Libby Yanch is a school colleague and friend of mine and when I mention that I am collaborating with an art teacher for a school contribution to Operation Husky 2018, she shares that her great uncle, Wilfred Joseph (Bill) Nolan, fought in Operation Husky in 1943. Libby’s great uncle was from Pembroke, Ontario.  Early in my relationship with Dave, our first trip together is in Sicily for ten, extraordinarily hot and sunny days.  We drove all over the place and often came across locations where Dave would sweep his arm over a breathtaking vista and say “this is where the Hastings and Prince Edward County Regiment were involved in a skirmish” or in a tight hairpin turn pronounce “this is the site where the Hasty P's did such and such”.  Libby’s great uncle never spoke about his wartime experiences to his family.  It was only after a stranger phoned her father many years later, that the family had some insight into his contributions to Operation Husky and the Italian Campaign.  Libby came back to school with two black and white photos of her great uncle Bill to share with me and his exploits, recounted by Mark Zuehlke, in Ortona – one where he is relaxing in a hayfield and the other in his uniform on a motorbike.  I can’t stop thinking about what it must have been like to be in the landing craft as he came ashore on the beaches of Sicily and had to walk across the island.  Most of their trucks were lost when two ships were sunk the day before landing. 

To see if I can find out more, I order Farley Mowat’s, The Regiment, a history of the Hasty P's, from the Wolfe Island library.  It turns out that Sgt. Bill Nolan’s story is included in this history of the infantry regiment.  It’s quite surprising to find out that a small part of your family history is caught in the pages of this iconic Canadian author’s words.  Bill Nolan’s story is one of bravery and leadership, where he led ten Canadians in an attack that provided critical intelligence for the others in the unit. 

Farley Mowat narrates:

“Baker company followed up the enemy’s defeat and Sgt. Bill Nolan, with ten men attacked and overran a house controlling the road junction, capturing eighteen German paratroopers in the process.

The capture of the paratroopers was a disquieting event.  It was the first indication that the enemy’s finest formation, the Paratroop Division, was arriving upon the scene, and it meant fighting ahead would be of unprecedented ferocity.” (page 145)

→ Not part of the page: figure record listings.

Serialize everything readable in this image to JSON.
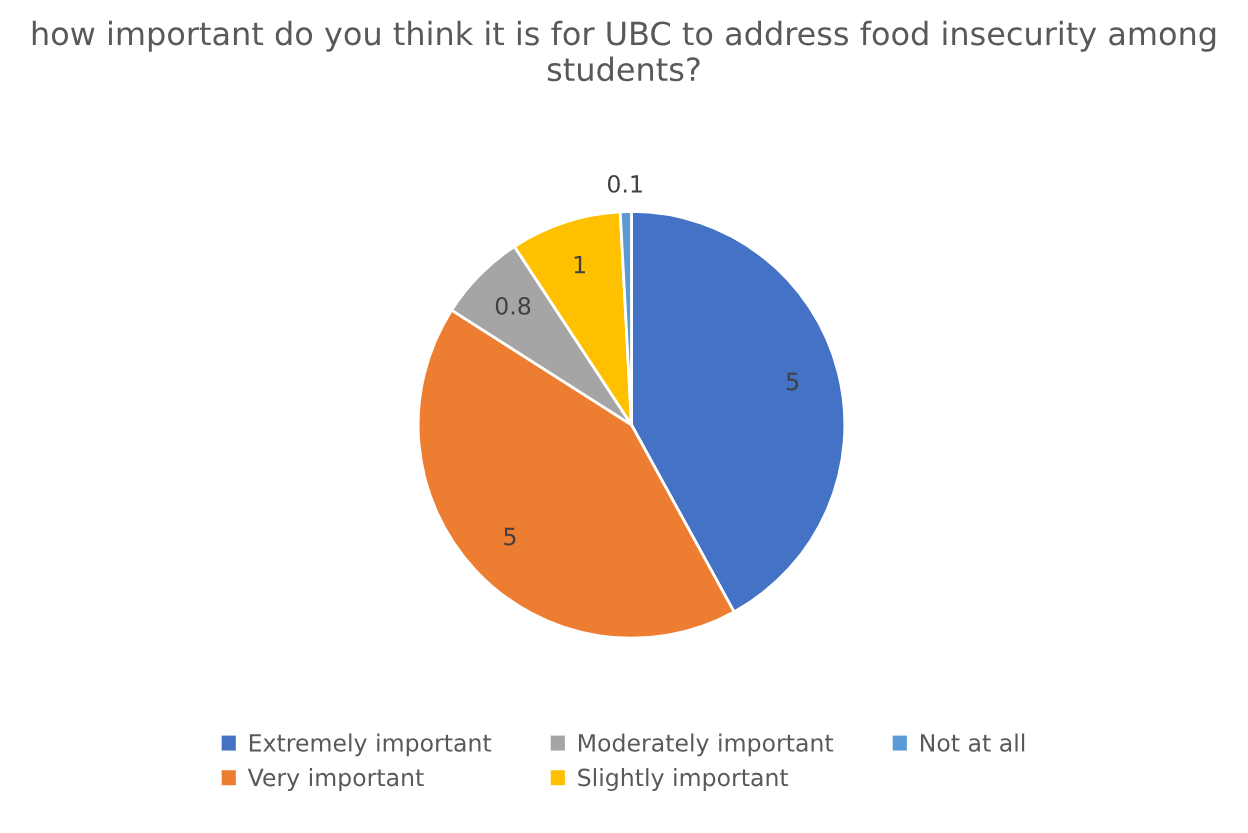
{
  "chart_data": {
    "type": "pie",
    "title": "how important do you think it is for UBC to address food insecurity among students?",
    "categories": [
      "Extremely important",
      "Very important",
      "Moderately important",
      "Slightly important",
      "Not at all"
    ],
    "values": [
      5,
      5,
      0.8,
      1,
      0.1
    ],
    "colors": [
      "#4472c4",
      "#ed7d31",
      "#a5a5a5",
      "#ffc000",
      "#5b9bd5"
    ],
    "data_labels": true,
    "legend": "bottom"
  }
}
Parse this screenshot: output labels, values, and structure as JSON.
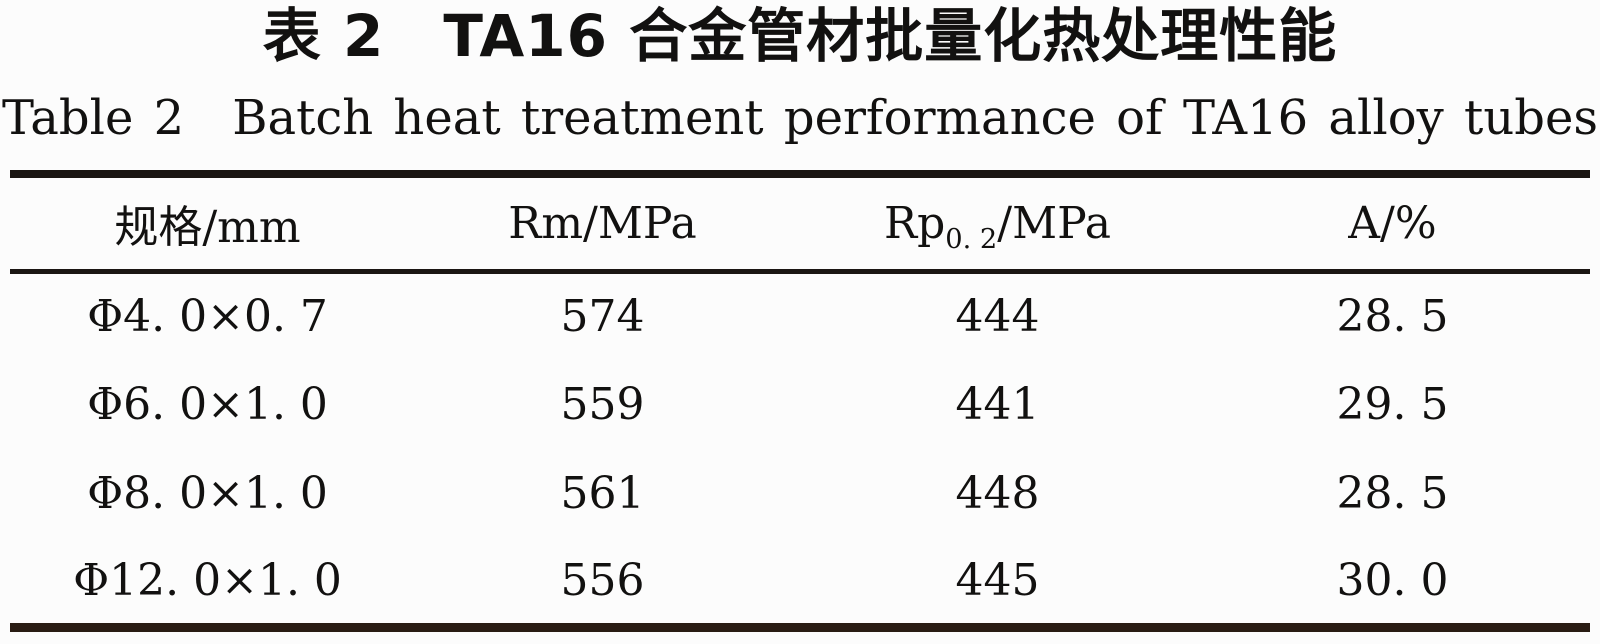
{
  "page": {
    "title_zh": "表 2　TA16 合金管材批量化热处理性能",
    "title_en": "Table 2　Batch heat treatment performance of TA16 alloy tubes"
  },
  "table": {
    "headers": {
      "spec": "规格/mm",
      "rm": "Rm/MPa",
      "rp_prefix": "Rp",
      "rp_sub": "0. 2",
      "rp_suffix": "/MPa",
      "elongation": "A/%"
    },
    "rows": [
      {
        "spec": "Φ4. 0×0. 7",
        "rm": "574",
        "rp02": "444",
        "a": "28. 5"
      },
      {
        "spec": "Φ6. 0×1. 0",
        "rm": "559",
        "rp02": "441",
        "a": "29. 5"
      },
      {
        "spec": "Φ8. 0×1. 0",
        "rm": "561",
        "rp02": "448",
        "a": "28. 5"
      },
      {
        "spec": "Φ12. 0×1. 0",
        "rm": "556",
        "rp02": "445",
        "a": "30. 0"
      }
    ]
  }
}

I wonder as I read this passage what that enterprise must have been like for those eleven Canadian soldiers. The detail is not there.  Sgt. Bill Nolan earned the Military Medal for this action.  Dave shares that he mentions this narrative with clients when he is standing at San Donato, on his Italian battlefield tours – a Canadian story that highlights the peril Canadians faced against the German forces as they advanced towards Ortona.  They would have known on this day that what lay ahead of them was going to be increasingly challenging.  The Paratroop Divisions were known for their skill and fierceness.